Criminals were still sent to prisons then. But in the Regency, prisons weren’t nearly as regulated as they are now. Some prisons didn’t provide enough of food or other necessities for the prisoners. Some were workhouses. Worst of all, some were “hulks”: old ships moored in the Thames, where hundreds of men were locked below deck, in the dark, doomed to fight and starve and probably die long before they were granted the dubious opportunity of transportation to the colonies.
And it wasn’t just men in the prisons or hulks: children convicted of crimes were sent there, too. While men and women were generally separated in prison, adults and children were not. You can just imagine the fate of those children.
If you weren’t sent to prison, you might be sent off to the colonies, on the theory that if you couldn’t commit any more crimes in England if . . . well, if you weren’t in England anymore.
But perhaps the biggest difference between the way our government punishes crime and the way crime was punished by the government of Regency England was the death penalty. We still have it, yes, but it’s rarely used, and generally only for very serious and violent crimes. Moreover, these days, attempts are made to administer it humanely. But in the Regency, not only were hundreds of crimes were punishable by death, if you were sentenced to death, you were going to die publicly and probably not painlessly, by hanging.
However, reform of the penal code was beginning – and ongoing – in the Regency. According to Donald Low in his book The Regency Underworld, in 1816 Sir Samuel Romilly succeeded in getting pickpocketing to be no longer punishable by the death penalty. In a time when over two hundred crimes could be punished by death, this was a notable success. Other reformers began trying to implement corrective programs in the prisons or, at the very least, to separate serious criminals from the less serious, instead of having them all mill about together, the worse corrupting the better (see Peel’s Prison Act of 1823).
This post isn’t anywhere near exhaustive – the people of the Regency were inventive, and the nuances of the penal code numerous and arcane. It’s a rich field for research, but one that requires a strong stomach.
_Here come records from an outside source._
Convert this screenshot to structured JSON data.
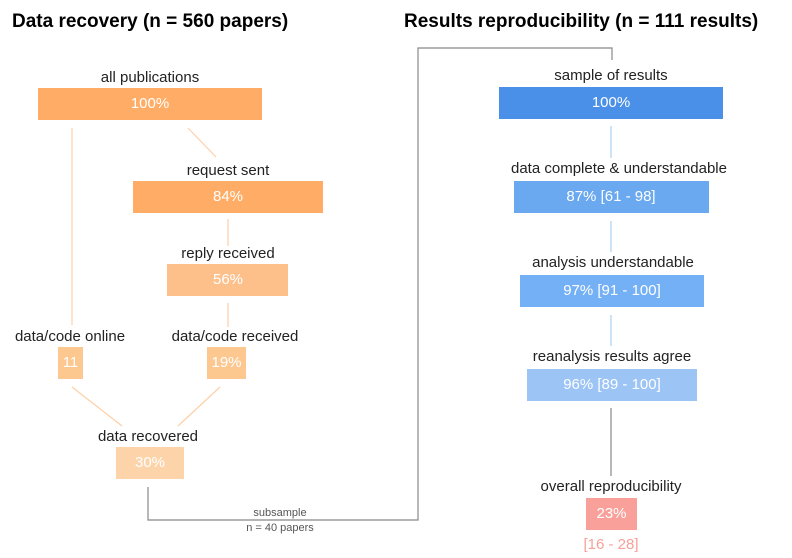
{
  "left": {
    "title": "Data recovery (n = 560 papers)",
    "nodes": [
      {
        "label": "all publications",
        "value": "100%"
      },
      {
        "label": "request sent",
        "value": "84%"
      },
      {
        "label": "reply received",
        "value": "56%"
      },
      {
        "label": "data/code online",
        "value": "11"
      },
      {
        "label": "data/code received",
        "value": "19%"
      },
      {
        "label": "data recovered",
        "value": "30%"
      }
    ]
  },
  "subsample": {
    "label": "subsample",
    "note": "n = 40 papers"
  },
  "right": {
    "title": "Results reproducibility (n = 111 results)",
    "nodes": [
      {
        "label": "sample of results",
        "value": "100%"
      },
      {
        "label": "data complete & understandable",
        "value": "87% [61 - 98]"
      },
      {
        "label": "analysis understandable",
        "value": "97% [91 - 100]"
      },
      {
        "label": "reanalysis results agree",
        "value": "96% [89 - 100]"
      },
      {
        "label": "overall reproducibility",
        "value": "23%",
        "interval": "[16 - 28]"
      }
    ]
  }
}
But even with all these differences between then and now, prison still isn’t a good place to be, and not even always a safe place. The spirit of the reform work and the concern for prisoners that began in the Regency are still carried out today by ministries like Prison Fellowship. And then as now, children still feel the pain imposed by the penal system. With Christmas coming, Angel Tree is a great place to start if you feel a call to ministering to the children of those in prison in this day and age. And just about every city has a prison with people in it who can use visitors and books and Bibles. Things might be better now, but they’re far from perfect. The light of Christ still needs to be taken to the darkest of places.